カメカミ幸福論


 それに、所謂アジア人カラーではなかった。腰までありそうな髪の毛は白に近い金髪だし、瞳は何という色なのかが判らない変わった色をしていた。その点も、物凄く異常。

 私は警戒心丸出しで腰を抜かしていた。動きたくても動けないのだ。余りにも非常識なことを体験して、頭は冷静なようでも体にうまく命令を出せないようだった。

「あんたが、カメヤマムツミ、か?」

 その男が流暢な日本語で言った。

 悔しいことに、声までいい。

 言葉をあまり知らないので形容しようがないが、「透明感溢れる美声」などと、CDの帯にはかかれそうな声と言おうか。男性、だろうと思うけれど、声だけではハッキリとは断定できないような明るくて心地よい声。

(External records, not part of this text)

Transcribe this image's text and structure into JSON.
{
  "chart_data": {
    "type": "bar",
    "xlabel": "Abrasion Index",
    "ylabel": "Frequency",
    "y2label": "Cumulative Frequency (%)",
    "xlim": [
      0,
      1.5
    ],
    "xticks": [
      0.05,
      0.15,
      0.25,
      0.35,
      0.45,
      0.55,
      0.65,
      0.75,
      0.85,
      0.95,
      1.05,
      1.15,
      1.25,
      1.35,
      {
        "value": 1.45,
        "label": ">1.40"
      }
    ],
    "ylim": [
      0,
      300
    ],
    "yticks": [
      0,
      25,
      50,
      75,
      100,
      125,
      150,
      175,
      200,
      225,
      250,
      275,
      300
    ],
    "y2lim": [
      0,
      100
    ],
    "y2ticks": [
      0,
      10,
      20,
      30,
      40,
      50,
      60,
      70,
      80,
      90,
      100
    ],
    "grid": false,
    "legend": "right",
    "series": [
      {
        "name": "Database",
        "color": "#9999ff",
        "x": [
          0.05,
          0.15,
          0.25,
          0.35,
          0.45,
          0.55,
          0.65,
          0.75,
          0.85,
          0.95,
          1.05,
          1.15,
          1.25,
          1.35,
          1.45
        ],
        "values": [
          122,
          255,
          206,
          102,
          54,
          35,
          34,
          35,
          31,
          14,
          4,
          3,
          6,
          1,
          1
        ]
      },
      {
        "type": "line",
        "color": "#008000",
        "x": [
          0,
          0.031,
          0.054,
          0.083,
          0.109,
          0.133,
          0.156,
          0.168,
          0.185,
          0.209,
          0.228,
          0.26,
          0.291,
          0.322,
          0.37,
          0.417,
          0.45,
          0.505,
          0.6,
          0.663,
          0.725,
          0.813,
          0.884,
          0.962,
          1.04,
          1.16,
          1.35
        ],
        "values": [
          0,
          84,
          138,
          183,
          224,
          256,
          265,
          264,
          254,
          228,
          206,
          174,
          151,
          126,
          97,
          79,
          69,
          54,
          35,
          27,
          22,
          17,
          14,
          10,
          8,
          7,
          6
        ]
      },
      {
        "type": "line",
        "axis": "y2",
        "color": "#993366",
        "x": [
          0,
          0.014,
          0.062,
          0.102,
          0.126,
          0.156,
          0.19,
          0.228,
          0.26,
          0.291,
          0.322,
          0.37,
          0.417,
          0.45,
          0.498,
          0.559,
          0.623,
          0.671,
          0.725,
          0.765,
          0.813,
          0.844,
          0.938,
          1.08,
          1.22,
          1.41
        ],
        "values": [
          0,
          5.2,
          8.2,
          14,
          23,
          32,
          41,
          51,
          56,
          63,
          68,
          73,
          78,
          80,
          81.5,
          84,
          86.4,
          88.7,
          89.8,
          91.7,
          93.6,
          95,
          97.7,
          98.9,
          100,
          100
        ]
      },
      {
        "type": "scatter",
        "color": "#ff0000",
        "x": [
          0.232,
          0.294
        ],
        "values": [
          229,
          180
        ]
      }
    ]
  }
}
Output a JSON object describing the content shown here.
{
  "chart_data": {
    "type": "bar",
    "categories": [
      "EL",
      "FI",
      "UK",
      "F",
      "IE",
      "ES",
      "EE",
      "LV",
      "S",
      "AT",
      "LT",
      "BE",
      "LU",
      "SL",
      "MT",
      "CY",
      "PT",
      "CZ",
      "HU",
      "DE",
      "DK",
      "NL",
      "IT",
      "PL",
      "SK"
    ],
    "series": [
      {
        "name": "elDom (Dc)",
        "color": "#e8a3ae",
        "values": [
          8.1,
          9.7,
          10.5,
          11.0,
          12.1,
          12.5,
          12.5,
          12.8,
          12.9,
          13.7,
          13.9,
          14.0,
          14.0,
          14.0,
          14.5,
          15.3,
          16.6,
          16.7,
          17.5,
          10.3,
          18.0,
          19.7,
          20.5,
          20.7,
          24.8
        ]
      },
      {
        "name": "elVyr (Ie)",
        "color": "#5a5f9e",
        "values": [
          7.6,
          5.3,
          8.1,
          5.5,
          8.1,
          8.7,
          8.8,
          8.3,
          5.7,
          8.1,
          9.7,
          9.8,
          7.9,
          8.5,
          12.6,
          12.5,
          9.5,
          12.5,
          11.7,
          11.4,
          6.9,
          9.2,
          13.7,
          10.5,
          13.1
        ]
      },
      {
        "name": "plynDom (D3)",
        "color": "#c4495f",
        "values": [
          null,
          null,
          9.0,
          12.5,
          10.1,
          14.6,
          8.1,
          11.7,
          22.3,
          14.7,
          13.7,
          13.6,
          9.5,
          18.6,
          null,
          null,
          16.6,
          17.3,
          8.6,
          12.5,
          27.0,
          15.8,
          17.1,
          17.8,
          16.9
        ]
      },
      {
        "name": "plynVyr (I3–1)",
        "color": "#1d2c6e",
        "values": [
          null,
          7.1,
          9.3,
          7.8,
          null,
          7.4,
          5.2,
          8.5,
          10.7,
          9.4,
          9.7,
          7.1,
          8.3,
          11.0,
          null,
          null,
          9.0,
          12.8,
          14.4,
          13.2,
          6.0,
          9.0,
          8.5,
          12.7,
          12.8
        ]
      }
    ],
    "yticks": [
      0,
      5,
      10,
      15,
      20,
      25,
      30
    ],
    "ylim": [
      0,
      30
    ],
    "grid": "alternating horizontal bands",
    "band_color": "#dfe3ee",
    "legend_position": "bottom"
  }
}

 って、そこじゃないのよ。今この人、私の名前呼んだ!?

「・・・」

 返答しようにも、何を言っていいかが判らない。私はただ口をパクパクと開けたりしめたりしている。彼はそれをじっと見て、また同じトーンで聞いた。

「カメヤマ、ムツミ?」

「・・・」

「カメヤマ、ムツミ?」

「・・・」

「カメヤマ――――――」

「うわああ!そうそうそう!私はそういう名前ですよっ!!」

 同じ表情、同じ声で淡々と繰り返されるのにぞっとして、ついそう怒鳴ってしまった。に、逃げたい。ちょっとちょっと、誰か助けて。